In the male data, worry about health (Health Anxiety) is specifically associated with taking pills and tranquilizers, whereas in the female data, pills, tranquilizers and meditation form a separate factor (Pills and Tranquilizers) that seems to reflect response to general stress.






The life style questionnaires yielded data on a total of 22 demographic variables. Of these, four were selected to relate to the health maintenance R factors. These four--occupation of head of household, age, education and city size--are frequently used both in health and marketing segmentation studies.

A factor loadings for the four selected demographic variables on the health maintenance factors are shown in Table 3. These in effect are the correlations between the demographics and the health related dimensions. It should be noted that the male and female health items were factored both with and without the demographic variables, and the factor structure remained essentially the same. It is data from the factor analysis that included demographic data that are shown in this paper.

The correlations in Table 3 indicate that age and occupation of the head of household account for more variance in health related factors than education or city size. Since age is closely related to physical condition and objective medical need, one would expect a strong correlation between that demographic and health prevention ideas and actions.

The demographic variables are coded as follows: occupation of the head of household is coded from executives (scored 1) to never employed (scored 8), so that the more prestigious the occupation, the lower the score; age refers to the respondents' reported years of age; education goes from less than eighth grade (1) to graduate work (9); and city size runs from 1 million or more (1) to nonmetro area (5).

Table 3 indicates that the Active Sports (M, F) and Workaholic (M) factors tend to describe younger, relatively upscale respondents. Women who score high on the Pills and Tranquilizers dimension tend to be older and less well educated. And there are marked differences between heavy drinkers and heavy smokers. Heavy drinking is associated with relatively prestigious occupations, older age, and big city living. (This seems to be the demographic profile of the "three martini lunch.") Heavy smokers, on the other hand, tend to be in low prestige occupations and, in the case of women, less educated.

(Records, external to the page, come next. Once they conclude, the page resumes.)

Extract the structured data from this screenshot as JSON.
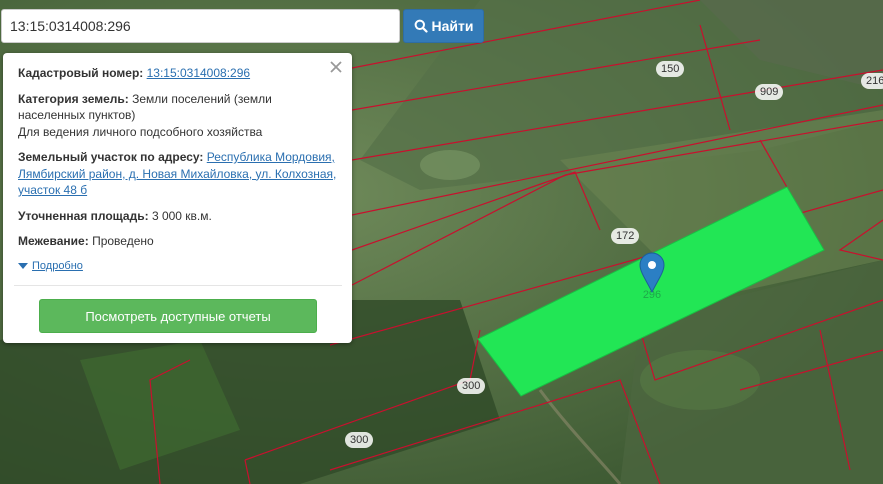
{
  "search": {
    "value": "13:15:0314008:296",
    "button_label": "Найти"
  },
  "popup": {
    "cadastral_label": "Кадастровый номер:",
    "cadastral_value": "13:15:0314008:296",
    "category_label": "Категория земель:",
    "category_value": "Земли поселений (земли населенных пунктов)",
    "usage_value": "Для ведения личного подсобного хозяйства",
    "address_label": "Земельный участок по адресу:",
    "address_value": "Республика Мордовия, Лямбирский район, д. Новая Михайловка, ул. Колхозная, участок 48 б",
    "area_label": "Уточненная площадь:",
    "area_value": "3 000 кв.м.",
    "survey_label": "Межевание:",
    "survey_value": "Проведено",
    "details_link": "Подробно",
    "report_button": "Посмотреть доступные отчеты"
  },
  "map": {
    "parcel_labels": [
      "150",
      "909",
      "216",
      "172",
      "300",
      "300"
    ],
    "selected_parcel_label": "296",
    "colors": {
      "selected_parcel": "#22e655",
      "boundary": "#c8102e",
      "marker": "#2b7fc4"
    }
  }
}
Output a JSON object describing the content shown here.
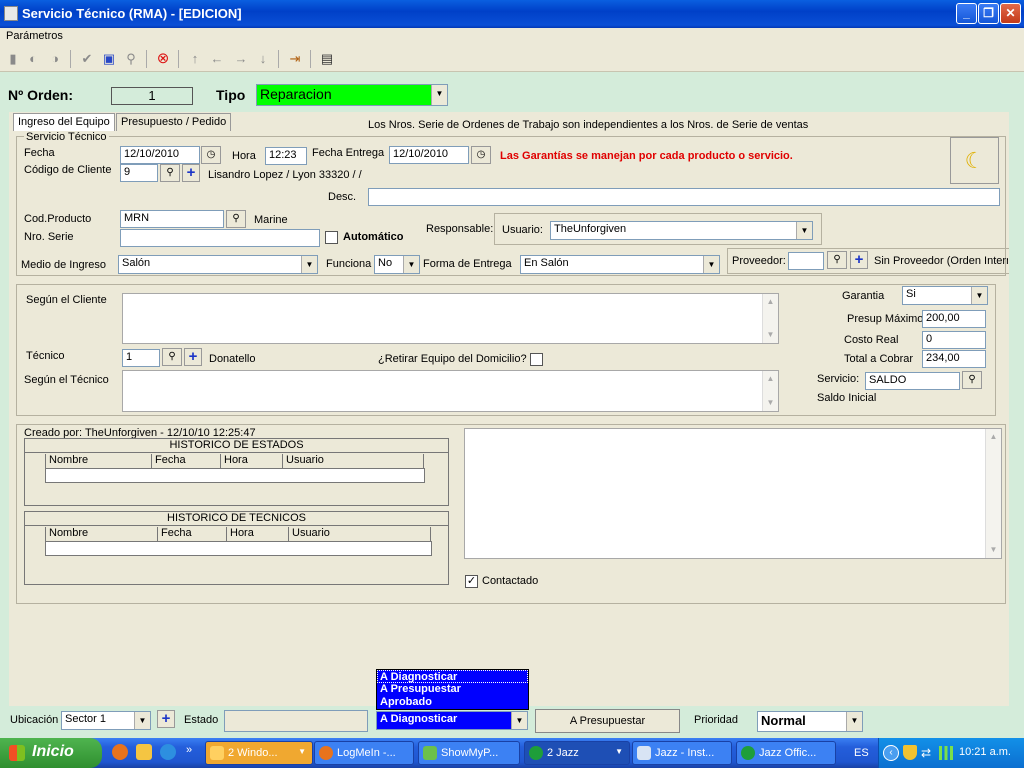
{
  "window": {
    "title": "Servicio Técnico (RMA) - [EDICION]",
    "menu": "Parámetros"
  },
  "toolbar": {
    "icons": [
      "new-icon",
      "back-icon",
      "forward-page-icon",
      "check-icon",
      "save-icon",
      "search-icon",
      "cancel-icon",
      "arrow-up-icon",
      "arrow-left-icon",
      "arrow-right-icon",
      "arrow-down-icon",
      "exit-icon",
      "grid-icon"
    ]
  },
  "header": {
    "orden_label": "Nº Orden:",
    "orden_value": "1",
    "tipo_label": "Tipo",
    "tipo_value": "Reparacion",
    "tipo_color": "#00ff00"
  },
  "tabs": [
    {
      "label": "Ingreso del Equipo"
    },
    {
      "label": "Presupuesto / Pedido"
    }
  ],
  "tab_note": "Los Nros. Serie de Ordenes de Trabajo son independientes a los Nros. de Serie de ventas",
  "servicio": {
    "group_label": "Servicio Técnico",
    "fecha_label": "Fecha",
    "fecha_value": "12/10/2010",
    "hora_label": "Hora",
    "hora_value": "12:23",
    "fecha_entrega_label": "Fecha Entrega",
    "fecha_entrega_value": "12/10/2010",
    "garantia_warning": "Las Garantías se manejan por cada producto o servicio.",
    "warning_color": "#e00000",
    "codigo_cliente_label": "Código de Cliente",
    "codigo_cliente_value": "9",
    "cliente_nombre": "Lisandro Lopez / Lyon 33320 /   /",
    "desc_label": "Desc.",
    "desc_value": "",
    "cod_producto_label": "Cod.Producto",
    "cod_producto_value": "MRN",
    "producto_nombre": "Marine",
    "nro_serie_label": "Nro. Serie",
    "nro_serie_value": "",
    "automatico_label": "Automático",
    "responsable_label": "Responsable:",
    "usuario_label": "Usuario:",
    "usuario_value": "TheUnforgiven",
    "medio_ingreso_label": "Medio de Ingreso",
    "medio_ingreso_value": "Salón",
    "funciona_label": "Funciona",
    "funciona_value": "No",
    "forma_entrega_label": "Forma de Entrega",
    "forma_entrega_value": "En Salón",
    "proveedor_label": "Proveedor:",
    "proveedor_value": "",
    "proveedor_nombre": "Sin Proveedor (Orden Intern"
  },
  "diagnostico": {
    "segun_cliente_label": "Según el Cliente",
    "segun_cliente_value": "",
    "tecnico_label": "Técnico",
    "tecnico_value": "1",
    "tecnico_nombre": "Donatello",
    "retirar_label": "¿Retirar Equipo del Domicilio?",
    "segun_tecnico_label": "Según el Técnico",
    "segun_tecnico_value": "",
    "garantia_label": "Garantia",
    "garantia_value": "Si",
    "presup_maximo_label": "Presup Máximo",
    "presup_maximo_value": "200,00",
    "costo_real_label": "Costo Real",
    "costo_real_value": "0",
    "total_cobrar_label": "Total a Cobrar",
    "total_cobrar_value": "234,00",
    "servicio_label": "Servicio:",
    "servicio_value": "SALDO",
    "saldo_inicial_label": "Saldo Inicial"
  },
  "historico": {
    "creado_por": "Creado por: TheUnforgiven - 12/10/10 12:25:47",
    "estados_title": "HISTORICO DE ESTADOS",
    "tecnicos_title": "HISTORICO DE TECNICOS",
    "columns": [
      "Nombre",
      "Fecha",
      "Hora",
      "Usuario"
    ],
    "contactado_label": "Contactado",
    "contactado_checked": "✓"
  },
  "estado_dropdown": {
    "options": [
      "A Diagnosticar",
      "A Presupuestar",
      "Aprobado"
    ],
    "selected": "A Diagnosticar",
    "highlight_color": "#0000ff"
  },
  "footer": {
    "ubicacion_label": "Ubicación",
    "ubicacion_value": "Sector 1",
    "estado_label": "Estado",
    "estado_value": "",
    "estado_select_value": "A Diagnosticar",
    "presupuestar_button": "A Presupuestar",
    "prioridad_label": "Prioridad",
    "prioridad_value": "Normal"
  },
  "taskbar": {
    "start_label": "Inicio",
    "tasks": [
      {
        "label": "2 Windo...",
        "name": "task-windows"
      },
      {
        "label": "LogMeIn -...",
        "name": "task-logmein"
      },
      {
        "label": "ShowMyP...",
        "name": "task-showmypc"
      },
      {
        "label": "2 Jazz",
        "name": "task-jazz"
      },
      {
        "label": "Jazz - Inst...",
        "name": "task-jazz-inst"
      },
      {
        "label": "Jazz Offic...",
        "name": "task-jazz-office"
      }
    ],
    "language": "ES",
    "clock": "10:21 a.m."
  }
}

Among the factors that show little relationship to the four selected demographics are Pro Nuclear Power (M), High Tar Smokers (M, F), Heavy Eating (M, F) and Tension (F).

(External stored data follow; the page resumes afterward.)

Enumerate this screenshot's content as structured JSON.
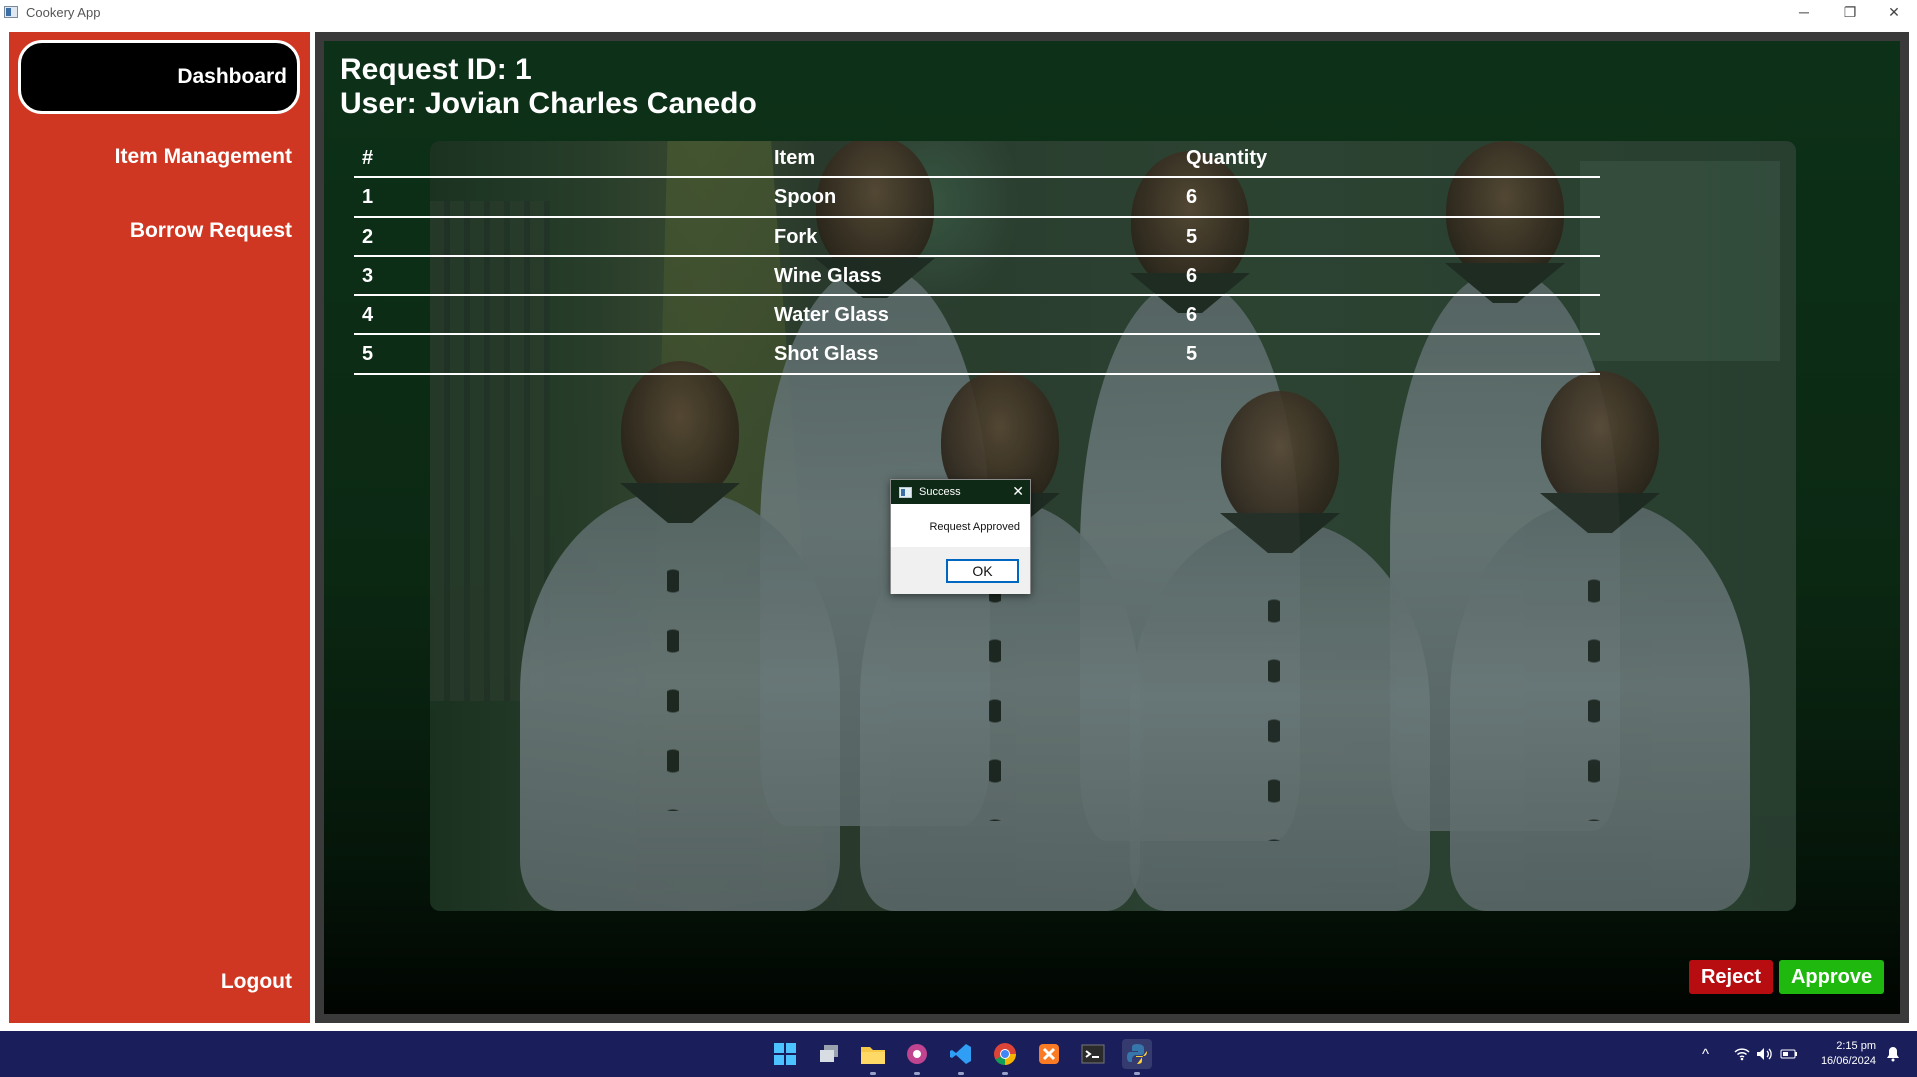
{
  "window": {
    "title": "Cookery App",
    "minimize_glyph": "─",
    "maximize_glyph": "❐",
    "close_glyph": "✕"
  },
  "sidebar": {
    "items": [
      {
        "label": "Dashboard",
        "active": true
      },
      {
        "label": "Item Management",
        "active": false
      },
      {
        "label": "Borrow Request",
        "active": false
      }
    ],
    "logout_label": "Logout",
    "color": "#cf3722"
  },
  "request": {
    "id_line": "Request ID: 1",
    "user_line": "User: Jovian Charles Canedo"
  },
  "table": {
    "headers": [
      "#",
      "Item",
      "Quantity"
    ],
    "rows": [
      [
        "1",
        "Spoon",
        "6"
      ],
      [
        "2",
        "Fork",
        "5"
      ],
      [
        "3",
        "Wine Glass",
        "6"
      ],
      [
        "4",
        "Water Glass",
        "6"
      ],
      [
        "5",
        "Shot Glass",
        "5"
      ]
    ]
  },
  "dialog": {
    "title": "Success",
    "message": "Request Approved",
    "ok_label": "OK",
    "close_glyph": "✕"
  },
  "actions": {
    "reject_label": "Reject",
    "approve_label": "Approve",
    "reject_color": "#b70d11",
    "approve_color": "#1fb80f"
  },
  "taskbar": {
    "icons": [
      "windows-start-icon",
      "task-view-icon",
      "file-explorer-icon",
      "app-icon",
      "vscode-icon",
      "chrome-icon",
      "xampp-icon",
      "terminal-icon",
      "python-icon"
    ],
    "tray_chevron": "^",
    "time": "2:15 pm",
    "date": "16/06/2024"
  }
}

"Most of the bad things that happen to people are at present beyond the reach of medicine" (Wildavsky, 1977). Alcohol consumption, cigarette-smoking, stress, violence, pollution, etc., are an integral part of the modern pattern of life in industrial societies. Changes in the primary sources of morbidity and mortality during the twentieth century illustrate the etiological significance of environmental and life style factors. Thus, efforts directed toward disease prevention and health promotion must extend beyond the traditional medical care system to include institutional measures to promote health maintenance, encourage advances in technology and the quality of the environment, and advocate modification of individual life styles.

Research studies to date have not provided much evidence concerning the influence of life style on health behavior (Ng, Davis and Mendorsheid, 1978). Our view of the role of life style variables is that they serve to condition both the individual's perceptions and his attitudes and subsequent behavior with regard to preventative health actions. This view modifies the more narrow approach taken in Rosenstock's well known Health Belief Model-HBM (Rosenstock, 1974). The HBM focuses on the individual's preventative health actions as motivated by his perceived susceptibility to illness, the perceived severity of illness, his belief about the efficacy of alternative actions, and psychological barriers to actions--all mediated by the individual's demographic characteristics. The model falls short in dealing with problems of environmental health and personal life style. It has been suggested that life style must at some point be considered a conditional variable (Stone, Cohen, et. al., 1979), which ultimately should provide viable input relevant to decision making in the area of public health policy.